I confess that I’m a weeper. It started on the day Jesus broke in and stole my heart. Though I was his only taker that day, the pastor who called repenters to his altar missed his lunch hour waiting for me to stop my grateful sobbing. It was the first of many such mercy appreciation sessions for me. That day – and almost every time since then – when volcanic sobs erupt from my core it’s usually because I’m overwhelmed by a sense of mercy. Sometimes I cry out for mercy to help me in a season of great need and at other times I just cry in appreciation for mercy already abundantly given.
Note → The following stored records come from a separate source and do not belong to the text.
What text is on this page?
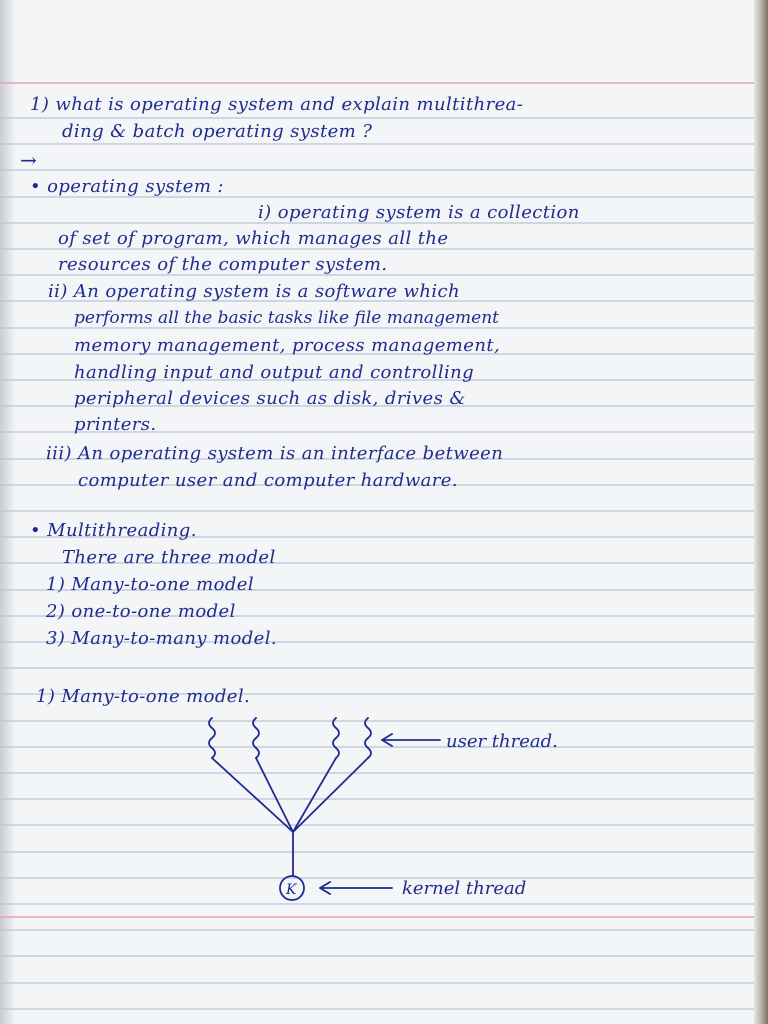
1) what is operating system and explain multithrea-
ding & batch operating system ?
→
• operating system :
i) operating system is a collection
of set of program, which manages all the
resources of the computer system.
ii) An operating system is a software which
performs all the basic tasks like file management
memory management, process management,
handling input and output and controlling
peripheral devices such as disk, drives &
printers.
iii) An operating system is an interface between
computer user and computer hardware.
• Multithreading.
There are three model
1) Many-to-one model
2) one-to-one model
3) Many-to-many model.
1) Many-to-one model.
K
user thread.
kernel thread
Whether I’m crying out or just crying, it’s mercy that’s on my mind.
Mercy-full
When sick, blind, poor, and miserable people called on Jesus in the gospel stories, they usually pled for mercy – “Have mercy on me!” In their desperation they cried out: “I don’t deserve your kindness or compassionate intervention, but I’m asking you to forego giving me what I deserve and treat me mercifully. You seem to be so brimming with mercy, I suspect that you have some to spare. Please use some of that spare mercy on me.”
Because mercy is the way he is, it’s the way he treats twisted, wretched, and all manner of undeserving souls – like us. It’s what he exudes when squeezed and what splashes over when he’s clutched.
This is nothing new, it’s the way he’s always been. If he hadn’t been so replete with mercy, our original parents would’ve keeled over before they ate to the apple’s core. God’s free-will experiment would have been awfully short-lived; instead he approached the naked produce thieves with mercy. Ever since he’s been kindly disposed toward us and found a way to ransom us from the slavery into which we sold ourselves.
God is so full of mercy that we can be confident that he won’t run out of it when we need it most. When my gas tank is full I don’t worry about stalling half way across the Golden Gate Bridge. Unless I refill it, my tank will eventually go completely dry, but not mercy. To worry that God’s mercy supply will prove inadequate when I need it is paramount to a sardine who hesitates to take a sip from the ocean lest he drink it dry! God has plenty to spare in his immense supply of mercy for all of us who admit our need for it.
“Mercy never began to be, but from eternity was;
so it will never cease to be. It will never be more
since it is in itself infinite; and it will never be less
the infinite cannot suffer diminution.” (A.W. Tozer)
As though the singular – “mercy” – were inadequate to express the surplus stock of God’s kindness, and how this quality of his exudes from his heart to many points of our need all at once, it is sometimes referred to as his “mercies.” Our neediness, as complex and overwhelming as it may be, can always find a relentless supply from the God of many mercies, a new ration of it shows up every morning. There’s an infinite quantity in the personality of an infinite Creator. It has no limits anywhere; its center is everywhere and its circumference is nowhere.